Separate from the mbo hpc CLI above: the shared software under /lustre/fs8/mbo/scratch/mbo_soft (CLI tools, neovim, the mbo venv, repos) is exposed through MBO_* variables and navigation aliases. Source it once from ~/.bashrc:

source /lustre/fs8/mbo/scratch/mbo_soft/repos/mbo_server_configs/config/hpc/mbo.sh

Variables (defined in config/hpc/env.sh):

Variable

Value

Points to

MBO_ROOT

/lustre/fs8/mbo

lab root — change this only to move filesystems

MBO_SCRATCH

$MBO_ROOT/scratch

scratch root

MBO_STORE

$MBO_ROOT/store

long-term store

MBO_SOFT

$MBO_SCRATCH/mbo_soft

shared software root

MBO_BIN

$MBO_SOFT/bin

shared bin (on PATH)

MBO_REPOS

$MBO_SOFT/repos

shared repos

MBO_NVIM

$MBO_SOFT/neovim

neovim install

MBO_ENVS

$MBO_SOFT/envs

shared venvs dir

MBO_ENV

$MBO_ENVS/mbo

default shared venv

MBO_DATA

$MBO_SCRATCH/mbo_data

data root

MBO_LBM

$MBO_DATA/lbm

LBM data

MBO_LSM

$MBO_DATA/lsm

LSM data

MBO_USER

$MBO_SCRATCH/$USER

your personal scratch (override: set MBO_USER first)

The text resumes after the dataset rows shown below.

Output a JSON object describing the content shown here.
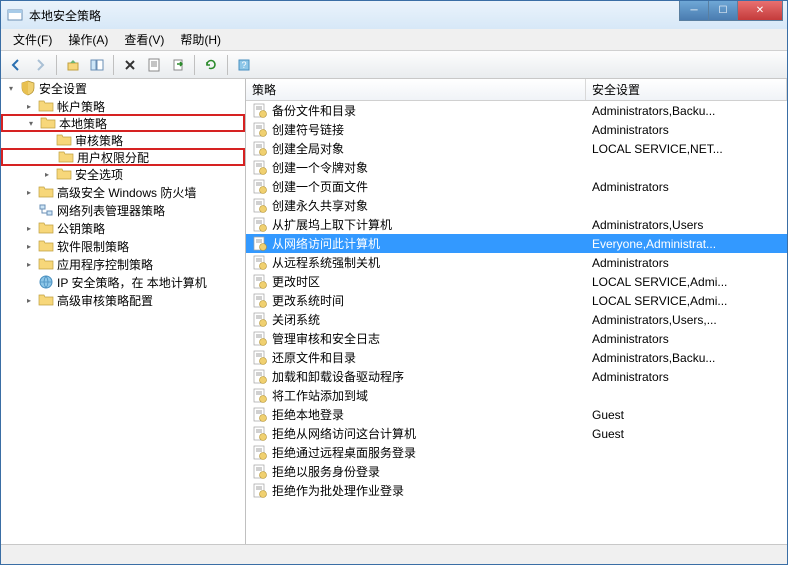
{
  "window": {
    "title": "本地安全策略"
  },
  "menu": {
    "file": "文件(F)",
    "action": "操作(A)",
    "view": "查看(V)",
    "help": "帮助(H)"
  },
  "list_headers": {
    "policy": "策略",
    "setting": "安全设置"
  },
  "tree": {
    "root": "安全设置",
    "account_policy": "帐户策略",
    "local_policy": "本地策略",
    "audit_policy": "审核策略",
    "user_rights": "用户权限分配",
    "security_options": "安全选项",
    "firewall": "高级安全 Windows 防火墙",
    "netlist": "网络列表管理器策略",
    "pubkey": "公钥策略",
    "sw_restrict": "软件限制策略",
    "app_control": "应用程序控制策略",
    "ipsec": "IP 安全策略，在 本地计算机",
    "adv_audit": "高级审核策略配置"
  },
  "policies": [
    {
      "name": "备份文件和目录",
      "setting": "Administrators,Backu..."
    },
    {
      "name": "创建符号链接",
      "setting": "Administrators"
    },
    {
      "name": "创建全局对象",
      "setting": "LOCAL SERVICE,NET..."
    },
    {
      "name": "创建一个令牌对象",
      "setting": ""
    },
    {
      "name": "创建一个页面文件",
      "setting": "Administrators"
    },
    {
      "name": "创建永久共享对象",
      "setting": ""
    },
    {
      "name": "从扩展坞上取下计算机",
      "setting": "Administrators,Users"
    },
    {
      "name": "从网络访问此计算机",
      "setting": "Everyone,Administrat...",
      "selected": true
    },
    {
      "name": "从远程系统强制关机",
      "setting": "Administrators"
    },
    {
      "name": "更改时区",
      "setting": "LOCAL SERVICE,Admi..."
    },
    {
      "name": "更改系统时间",
      "setting": "LOCAL SERVICE,Admi..."
    },
    {
      "name": "关闭系统",
      "setting": "Administrators,Users,..."
    },
    {
      "name": "管理审核和安全日志",
      "setting": "Administrators"
    },
    {
      "name": "还原文件和目录",
      "setting": "Administrators,Backu..."
    },
    {
      "name": "加载和卸载设备驱动程序",
      "setting": "Administrators"
    },
    {
      "name": "将工作站添加到域",
      "setting": ""
    },
    {
      "name": "拒绝本地登录",
      "setting": "Guest"
    },
    {
      "name": "拒绝从网络访问这台计算机",
      "setting": "Guest"
    },
    {
      "name": "拒绝通过远程桌面服务登录",
      "setting": ""
    },
    {
      "name": "拒绝以服务身份登录",
      "setting": ""
    },
    {
      "name": "拒绝作为批处理作业登录",
      "setting": ""
    }
  ]
}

Also sets UV_LINK_MODE=hardlink, UV_CACHE_DIR=$MBO_USER/.uv/cache, UV_PYTHON_INSTALL_DIR=$MBO_USER/.uv/python.

Navigation aliases and helpers (defined in config/hpc/mbo.sh):

Command

Action

cdsoft / cdrepos / cdscratch / cdme

cd to $MBO_SOFT / $MBO_REPOS / $MBO_SCRATCH / $MBO_USER

cddata / cdlbm / cdlsm

cd to $MBO_DATA / $MBO_LBM / $MBO_LSM

mbo-activate [env]

source a shared venv (default mbo)

mbo-run <cmd> [args]

run an executable from the shared mbo venv

mbo-jobs / mbo-gpus

squeue --me / list HPC GPU node availability

mbo-gpu [part] [time] [n] / mbo-cpu [part] [time]

interactive GPU / CPU shell via srun

mbo-stage <path> [dest] / mbo-pull / mbo-push

rsync data-transfer helpers

mbo-nvim-setup / mbo-update

install nvim tools / pull latest configs

Verify live values after login with env | grep '^MBO_'.